My last major issue was that the book had no footnotes, for fact checking, monitoring changes as time passes and such. It did have an extensive bibliography, but footnotes are better for those of us who actually go to the original literature from time to time. Yes, I’m a geek.
The Maintainer stories were nice, but not especially compelling (perhaps because of the Maintainer’s board here at 3FC where we have living examples), and I just don’t do recipes so Section 4 was wasted on me, but probably useful if you want to give the Primarian thing a go.
There were several things I liked about the book, including the fact that there is a Maintenance book out there. The book emphasizes the difficulty of the task, the need for planning, the difficult food culture (think marketing) that we live in now, and other tidbits like sabotage by friends, family and coworkers. It also called out the need for support and exercise as very important, but didn’t spend a lot of time with either of these factors.
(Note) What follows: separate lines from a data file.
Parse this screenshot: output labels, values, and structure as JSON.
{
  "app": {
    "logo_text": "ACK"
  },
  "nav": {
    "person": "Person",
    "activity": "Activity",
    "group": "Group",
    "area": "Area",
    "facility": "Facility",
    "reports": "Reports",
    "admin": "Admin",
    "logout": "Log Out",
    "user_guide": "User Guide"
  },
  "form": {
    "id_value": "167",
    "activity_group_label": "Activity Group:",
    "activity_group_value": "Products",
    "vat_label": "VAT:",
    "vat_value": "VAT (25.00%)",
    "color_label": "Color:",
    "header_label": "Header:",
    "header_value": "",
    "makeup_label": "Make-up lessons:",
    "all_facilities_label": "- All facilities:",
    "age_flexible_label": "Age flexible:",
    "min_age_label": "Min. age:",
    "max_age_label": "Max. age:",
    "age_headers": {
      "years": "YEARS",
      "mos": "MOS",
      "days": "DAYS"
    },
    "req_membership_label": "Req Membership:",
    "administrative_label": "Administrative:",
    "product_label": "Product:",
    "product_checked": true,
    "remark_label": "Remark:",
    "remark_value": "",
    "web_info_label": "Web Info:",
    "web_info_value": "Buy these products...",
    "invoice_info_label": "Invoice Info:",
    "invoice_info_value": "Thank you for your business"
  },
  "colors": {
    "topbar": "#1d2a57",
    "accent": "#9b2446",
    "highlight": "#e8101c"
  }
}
So would I recommend this book? Maybe to someone who didn’t want to put much thought into their Maintenance plan and wanted a lot of guidance, and a switch from the plan that got them to their goal weight. But probably not to most people. I believe that what we need to do to have long term success is something that we all have to figure out for ourselves and not something that can be handed to us. 3FC has shown me that without a doubt, we have common threads, but we are all doing this differently. While the book has a few interesting ideas, and the occasional good point, it does not include the tools for making that individual plan and the strategies that support it. Personally, I probably follow about half of the rules. I have a handful of books I return to (including the excellent Thin for Life) and Refuse to Regain won’t be on that shelf in my library. My recommendation is to bookmark the excellent blog, and leave it at that.
I would love to hear from the other Maintainers here.
How many of the rules do you follow?
What do you think about the low-starch (low carb?) approach of Primarian eating?
Do you, and if so, how do you control “S Foods,” starches and sugars in your diet?
If you’ve read the book, was there any particular idea that really resonated with you, perhaps an “aha!” moment?
Do you feel like you are a Junior or Senior Level Maintainer and why?